A certain gas takes 8 times as long to effuse out as compared to hydrogen gas for same volume at constant temperature and pressure. Its molecular mass will be

To solve the problem, we will use Graham's law of effusion, which states that the rate of effusion of a gas is inversely proportional to the square root of its molecular weight. ### Step-by-step Solution: 1. **Understanding the Problem**: We know that a certain gas takes 8 times as long to effuse compared to hydrogen gas.

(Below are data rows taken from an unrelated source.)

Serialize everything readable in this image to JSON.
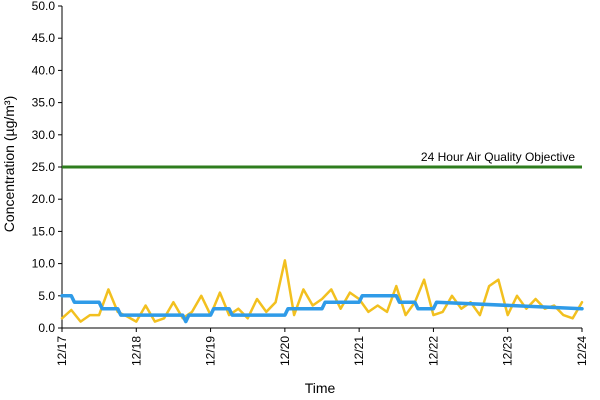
{
  "chart_data": {
    "type": "line",
    "title": "",
    "xlabel": "Time",
    "ylabel": "Concentration (µg/m³)",
    "ylim": [
      0,
      50
    ],
    "yticks": [
      "0.0",
      "5.0",
      "10.0",
      "15.0",
      "20.0",
      "25.0",
      "30.0",
      "35.0",
      "40.0",
      "45.0",
      "50.0"
    ],
    "xlim": [
      "12/17",
      "12/24"
    ],
    "xticks": [
      "12/17",
      "12/18",
      "12/19",
      "12/20",
      "12/21",
      "12/22",
      "12/23",
      "12/24"
    ],
    "grid": false,
    "legend": "none",
    "reference_line": {
      "label": "24 Hour Air Quality Objective",
      "value": 25,
      "color": "#2e7d1e"
    },
    "series": [
      {
        "color": "#f2c01f",
        "x": [
          "12/17 00:00",
          "12/17 03:00",
          "12/17 06:00",
          "12/17 09:00",
          "12/17 12:00",
          "12/17 15:00",
          "12/17 18:00",
          "12/17 21:00",
          "12/18 00:00",
          "12/18 03:00",
          "12/18 06:00",
          "12/18 09:00",
          "12/18 12:00",
          "12/18 15:00",
          "12/18 18:00",
          "12/18 21:00",
          "12/19 00:00",
          "12/19 03:00",
          "12/19 06:00",
          "12/19 09:00",
          "12/19 12:00",
          "12/19 15:00",
          "12/19 18:00",
          "12/19 21:00",
          "12/20 00:00",
          "12/20 03:00",
          "12/20 06:00",
          "12/20 09:00",
          "12/20 12:00",
          "12/20 15:00",
          "12/20 18:00",
          "12/20 21:00",
          "12/21 00:00",
          "12/21 03:00",
          "12/21 06:00",
          "12/21 09:00",
          "12/21 12:00",
          "12/21 15:00",
          "12/21 18:00",
          "12/21 21:00",
          "12/22 00:00",
          "12/22 03:00",
          "12/22 06:00",
          "12/22 09:00",
          "12/22 12:00",
          "12/22 15:00",
          "12/22 18:00",
          "12/22 21:00",
          "12/23 00:00",
          "12/23 03:00",
          "12/23 06:00",
          "12/23 09:00",
          "12/23 12:00",
          "12/23 15:00",
          "12/23 18:00",
          "12/23 21:00",
          "12/24 00:00"
        ],
        "values": [
          1.5,
          2.8,
          1.0,
          2.0,
          2.0,
          6.0,
          2.5,
          1.8,
          1.0,
          3.5,
          1.0,
          1.5,
          4.0,
          1.5,
          2.5,
          5.0,
          2.0,
          5.5,
          2.0,
          3.0,
          1.5,
          4.5,
          2.5,
          4.0,
          10.5,
          2.0,
          6.0,
          3.5,
          4.5,
          6.0,
          3.0,
          5.5,
          4.5,
          2.5,
          3.5,
          2.5,
          6.5,
          2.0,
          4.0,
          7.5,
          2.0,
          2.5,
          5.0,
          3.0,
          4.0,
          2.0,
          6.5,
          7.5,
          2.0,
          5.0,
          3.0,
          4.5,
          3.0,
          3.5,
          2.0,
          1.5,
          4.0
        ]
      },
      {
        "color": "#2f9be8",
        "x": [
          "12/17 00:00",
          "12/17 03:00",
          "12/17 04:00",
          "12/17 12:00",
          "12/17 13:00",
          "12/17 18:00",
          "12/17 19:00",
          "12/18 15:00",
          "12/18 16:00",
          "12/18 17:00",
          "12/19 00:00",
          "12/19 01:00",
          "12/19 06:00",
          "12/19 07:00",
          "12/20 00:00",
          "12/20 01:00",
          "12/20 12:00",
          "12/20 13:00",
          "12/21 00:00",
          "12/21 01:00",
          "12/21 12:00",
          "12/21 13:00",
          "12/21 18:00",
          "12/21 19:00",
          "12/22 00:00",
          "12/22 01:00",
          "12/24 00:00"
        ],
        "values": [
          5.0,
          5.0,
          4.0,
          4.0,
          3.0,
          3.0,
          2.0,
          2.0,
          1.0,
          2.0,
          2.0,
          3.0,
          3.0,
          2.0,
          2.0,
          3.0,
          3.0,
          4.0,
          4.0,
          5.0,
          5.0,
          4.0,
          4.0,
          3.0,
          3.0,
          4.0,
          3.0
        ]
      }
    ]
  }
}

This means that the rate of effusion of hydrogen is 8 times that of the certain gas. 2. **Define Variables**: - Let \( R_1 \) be the rate of effusion of the certain gas. - Let \( R_2 \) be the rate of effusion of hydrogen. - The molecular weight of hydrogen (\( M_2 \)) is 2 g/mol (since hydrogen gas \( H_2 \) has a molecular weight of 2 atomic mass units). - Let \( M_1 \) be the molecular weight of the certain gas (which we need to find). 3. **Using Graham's Law**: According to Graham's law: \[ \frac{R_1}{R_2} = \sqrt{\frac{M_2}{M_1}} \] 4. **Relating the Rates**: Since it takes 8 times longer for the certain gas to effuse, we can express the rates as: \[ R_2 = 8R_1 \] Therefore, we can substitute \( R_2 \) into Graham's law: \[ \frac{R_1}{8R_1} = \sqrt{\frac{M_2}{M_1}} \] This simplifies to: \[ \frac{1}{8} = \sqrt{\frac{M_2}{M_1}} \] 5. **Squaring Both Sides**: Squaring both sides gives: \[ \left(\frac{1}{8}\right)^2 = \frac{M_2}{M_1} \] \[ \frac{1}{64} = \frac{M_2}{M_1} \] 6. **Substituting the Molecular Weight of Hydrogen**: We know \( M_2 = 2 \) g/mol: \[ \frac{1}{64} = \frac{2}{M_1} \] 7. **Cross Multiplying to Solve for \( M_1 \)**: Cross multiplying gives: \[ M_1 = 2 \times 64 = 128 \text{ g/mol} \] 8. **Conclusion**: The molecular mass of the certain gas is 128 atomic mass units (u). ### Final Answer: The molecular mass of the certain gas is **128 u**.